Love and God and Lent

Lord, make me an instrument of thy peace.
Where there is hatred . . . let me sow love
Where there is injury . . . pardon
Where there is doubt . . . faith
Where there is despair . . . hope
Where there is darkness . . . light
Where there is sadness . . . joy
O, Divine Master,
Grant that I may not so much seek
To be consoled . . . as to console
To be understood . . . as to understand,
To be loved . . . as to love
For it is in giving . . . that we receive,
It is in pardoning, that we are pardoned,
It is in dying . . . that we are born to eternal life.

St. Francis of Assissi


We don't celebrate Lent at our church. But this year I wanted to. I'm not really sure why. I didn't even really know what Lent was - I just knew that people gave up sweets or meat or TV or some luxery for a period of time before Easter. So I gave up coffee. And I decided to get a Lenten devotional from the library, just in case I was missing out on some aspect of it that I didn't know about.

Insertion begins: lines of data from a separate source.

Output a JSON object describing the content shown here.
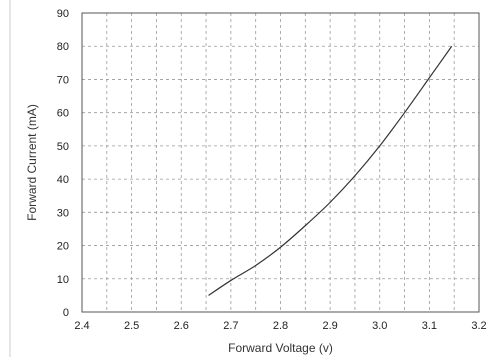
{
  "chart_data": {
    "type": "line",
    "title": "",
    "xlabel": "Forward Voltage (v)",
    "ylabel": "Forward Current (mA)",
    "xlim": [
      2.4,
      3.2
    ],
    "ylim": [
      0,
      90
    ],
    "x_ticks": [
      "2.4",
      "2.5",
      "2.6",
      "2.7",
      "2.8",
      "2.9",
      "3.0",
      "3.1",
      "3.2"
    ],
    "y_ticks": [
      "0",
      "10",
      "20",
      "30",
      "40",
      "50",
      "60",
      "70",
      "80",
      "90"
    ],
    "x_minor_step": 0.05,
    "grid": true,
    "legend": "none",
    "series": [
      {
        "color": "#333333",
        "x": [
          2.655,
          2.7,
          2.75,
          2.8,
          2.85,
          2.9,
          2.95,
          3.0,
          3.05,
          3.1,
          3.145
        ],
        "y": [
          5,
          9.5,
          14,
          19.5,
          26,
          33,
          41,
          50,
          60,
          70.5,
          80
        ]
      }
    ]
  }
}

Earlier this year, I had been dwelling on the verses in Matthew about not worrying, and the next verse that says "Seek first the Kingdom of Heaven, and all these things [your daily needs] will be added unto you" I spent a while trying to figure out exactly what it meant to 'seek the kingdom' and how to do that; but after a while it slipped my mind and I got busy with other things.

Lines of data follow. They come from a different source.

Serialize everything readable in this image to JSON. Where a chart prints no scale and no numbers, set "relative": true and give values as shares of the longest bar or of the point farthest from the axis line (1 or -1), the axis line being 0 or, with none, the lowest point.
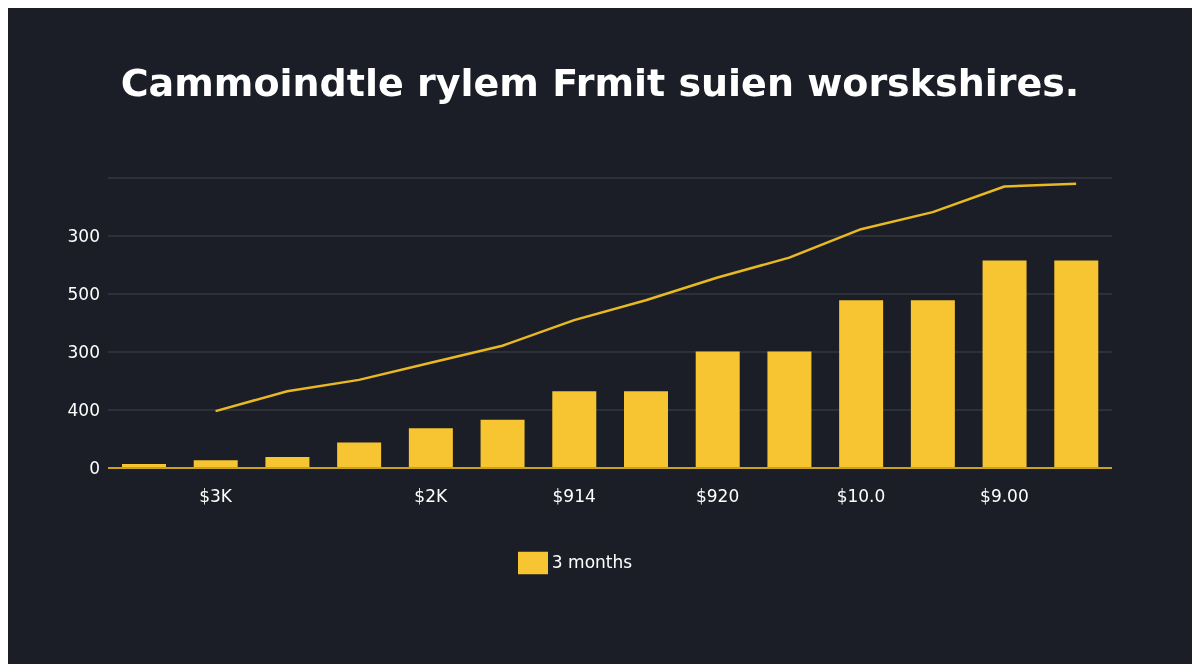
{
  "chart_data": {
    "type": "bar",
    "title": "Cammoindtle rylem Frmit suien worskshires.",
    "categories": [
      null,
      "$3K",
      null,
      null,
      "$2K",
      null,
      "$914",
      null,
      "$920",
      null,
      "$10.0",
      null,
      "$9.00",
      null
    ],
    "series": [
      {
        "name": "3 months",
        "color": "#f7c531",
        "values": [
          0.014,
          0.027,
          0.039,
          0.09,
          0.14,
          0.17,
          0.27,
          0.27,
          0.41,
          0.41,
          0.59,
          0.59,
          0.73,
          0.73
        ]
      },
      {
        "type": "line",
        "color": "#e8b923",
        "values": [
          null,
          0.2,
          0.27,
          0.31,
          0.37,
          0.43,
          0.52,
          0.59,
          0.67,
          0.74,
          0.84,
          0.9,
          0.99,
          1
        ]
      }
    ],
    "relative": true,
    "annotations": [
      "0",
      "400",
      "300",
      "500",
      "300"
    ],
    "grid": "y",
    "legend": "bottom",
    "marker": "none"
  }
}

So then Lent started, and I started this wonderful devotional - it really helped me remember the very most basics of Christianity - God's grace and our need for Him. It seemed that each day's reading pertained directly with what was going on in my life that day or week. It's really a blessing.

This past weekend, Brent and I drove to Pennslylvania to his grandfather's funeral. It was about 9 hours in the car, and there was a book I wanted Brent and I to read, so I bought it on iTunes and we listened to it all the way home. The Irrisistable Revolution: Living Life as an Ordinary Radical by Shane Claiborne
I know the book has nothing to do with Lent, but it fit so well with everything that has been going through my head in the past months. If I had to sum up the book very quickly, I would say that it's about how Christians need to get back to the root of Christ and learn again how to really love one another - no matter who they are. It was a challenging book. I'd like to listen to it again and write more about it later, but the quote at the top of this post sums it up well. I've been looking at everyone I see and asking myself how I can love them more and show Christ to them.

Today my Lenten devotion was about becoming imitations of Christ - and what did Christ do better than love?